West Africa experienced several highs and lows in 2015 in its fight against Ebola.
There was elation when Liberia was declared Ebola-free in May, but defeat when it returned and claimed more victims, although the virus was quickly suppressed. Sierra Leone was declared Ebola-free in November.
In December, two years after a toddler died in the forested region of Guinea, the World Health Organisation declared that country free of Ebola.
Dr. Bruce Aylward, the WHO’s special representative for Ebola, made the announcement just before the year’s end.
“As of today, for the first time in two years, we can say that all three countries have stopped the original chains of transmission,” he said.
In a news release, he cautioned that the coming months would be “absolutely critical.” The release said, “The time-limited persistence of virus in survivors, which may give rise to new Ebola flares in 2016, makes it imperative that partners continue to support these countries.”
Ready to respond
The WHO said it would maintain surveillance and outbreak response teams in the three countries through 2016. Ebola killed more than 11,000 people and sickened more than 28,000 across 10 countries, but the majority of the victims were in Guinea, Liberia and Sierra Leone.

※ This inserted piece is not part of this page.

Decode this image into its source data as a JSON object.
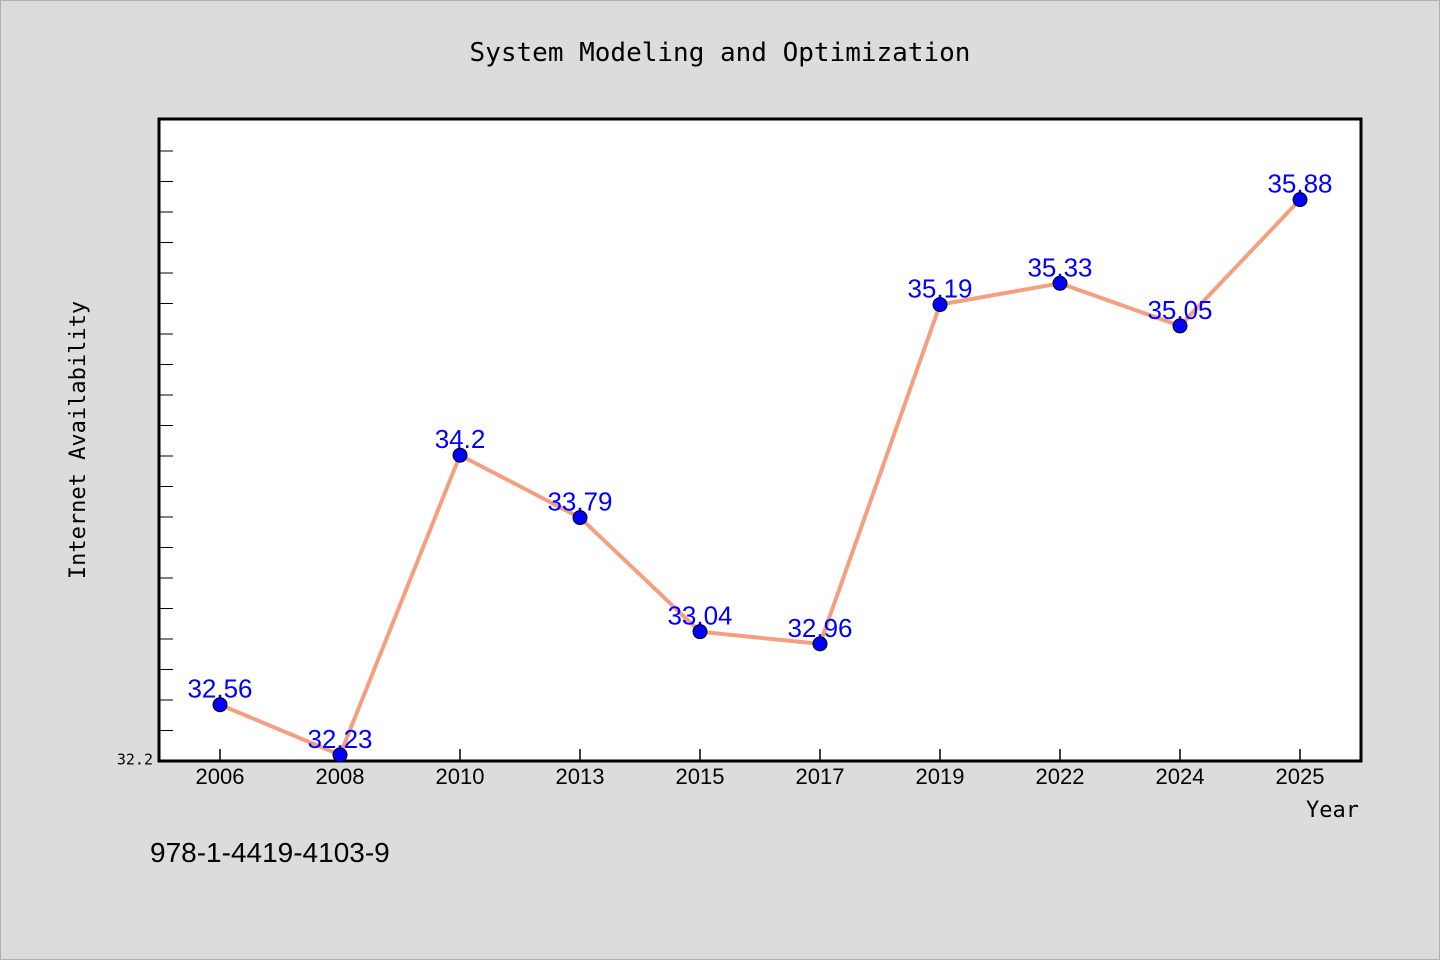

Experts like Dr. Anthony Fauci at the National Institutes of Health warn that the virus can re-emerge. “All of us in the public health sector believe that there will be other Ebola outbreaks, and that’s the reason why we need to be prepared,” he told VOA.
Dr. Tom Frieden, head of the U.S. Centers for Disease Control and Prevention, said in an interview in 2014 that when all was said and done, the goal was to leave Guinea, Liberia and Sierra Leone with stronger health systems.

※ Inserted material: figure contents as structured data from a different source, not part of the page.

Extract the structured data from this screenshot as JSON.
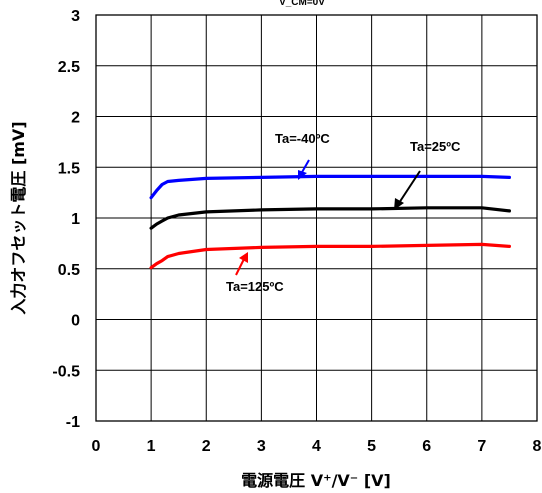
{
  "chart_data": {
    "type": "line",
    "condition_label": "V_CM=0V",
    "xlabel": "電源電圧 V⁺/V⁻ [V]",
    "ylabel": "入力オフセット電圧 [mV]",
    "xlim": [
      0,
      8
    ],
    "ylim": [
      -1,
      3
    ],
    "x_ticks": [
      "0",
      "1",
      "2",
      "3",
      "4",
      "5",
      "6",
      "7",
      "8"
    ],
    "y_ticks": [
      "-1",
      "-0.5",
      "0",
      "0.5",
      "1",
      "1.5",
      "2",
      "2.5",
      "3"
    ],
    "grid": true,
    "series": [
      {
        "name": "Ta=-40ºC",
        "color": "#0000ff",
        "points": [
          [
            1.0,
            1.2
          ],
          [
            1.1,
            1.27
          ],
          [
            1.2,
            1.33
          ],
          [
            1.3,
            1.36
          ],
          [
            1.5,
            1.37
          ],
          [
            2,
            1.39
          ],
          [
            3,
            1.4
          ],
          [
            4,
            1.41
          ],
          [
            5,
            1.41
          ],
          [
            6,
            1.41
          ],
          [
            7,
            1.41
          ],
          [
            7.5,
            1.4
          ]
        ]
      },
      {
        "name": "Ta=25ºC",
        "color": "#000000",
        "points": [
          [
            1.0,
            0.9
          ],
          [
            1.1,
            0.94
          ],
          [
            1.2,
            0.97
          ],
          [
            1.3,
            1.0
          ],
          [
            1.5,
            1.03
          ],
          [
            2,
            1.06
          ],
          [
            3,
            1.08
          ],
          [
            4,
            1.09
          ],
          [
            5,
            1.09
          ],
          [
            6,
            1.1
          ],
          [
            7,
            1.1
          ],
          [
            7.5,
            1.07
          ]
        ]
      },
      {
        "name": "Ta=125ºC",
        "color": "#ff0000",
        "points": [
          [
            1.0,
            0.51
          ],
          [
            1.1,
            0.55
          ],
          [
            1.2,
            0.58
          ],
          [
            1.3,
            0.62
          ],
          [
            1.5,
            0.65
          ],
          [
            2,
            0.69
          ],
          [
            3,
            0.71
          ],
          [
            4,
            0.72
          ],
          [
            5,
            0.72
          ],
          [
            6,
            0.73
          ],
          [
            7,
            0.74
          ],
          [
            7.5,
            0.72
          ]
        ]
      }
    ],
    "annotations": [
      {
        "text": "Ta=-40ºC",
        "series": "Ta=-40ºC"
      },
      {
        "text": "Ta=25ºC",
        "series": "Ta=25ºC"
      },
      {
        "text": "Ta=125ºC",
        "series": "Ta=125ºC"
      }
    ]
  }
}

“What we hope will happen coming out of this is that we not only stop this outbreak, but that we put into place the labs, staff and emergency response capacity to stop the next Ebola or the next health threat,” Frieden said.
Following the WHO statement, Frieden described the development as a “tremendous achievement for Guineans and all the partners who helped them reach this milestone.”
Frieden, too, cautioned that even in the celebration of Ebola’s defeat, “we must not let down our guard. It is important to build an even stronger public health system ready for possible future cases of Ebola, and work to prevent and control other diseases.”
Vaccine now available
Experts agreed that there may be a few flare-ups with a small number of cases, but they do not expect another epidemic because now there’s a vaccine that can stop Ebola.
No scientist likes to say something is 100 percent effective, but Dr. John-Arne Røttingen of the Norwegian Institute of Public Health said, “Based on the number of individuals and the number of cases that we have seen, there is 100 percent protection in those vaccinated” against Ebola. Røttingen was one of the co-authors of the rVSV-ZEBOV Ebola vaccine trial that started in early 2015.
In the case of future Ebola flare-ups, health officials plan to vaccinate all of a patient’s contacts, and then the contacts of those people, if warranted.
The World Health Organization says its goal now is to revitalize key public health programs in the three countries, especially in the areas of maternal and child health.
Separately, the World Bank Group announced it has mobilized $1.62 billion in financing for Ebola response and recovery efforts. World Bank Group President Jim Yong Kim issued a statement saying the organization is committed to help Guinea, Sierra Leone and Liberia rebuild their economies and strengthen their health systems.
“We will do everything we can to help these countries and the world prevent another deadly pandemic,” the statement said.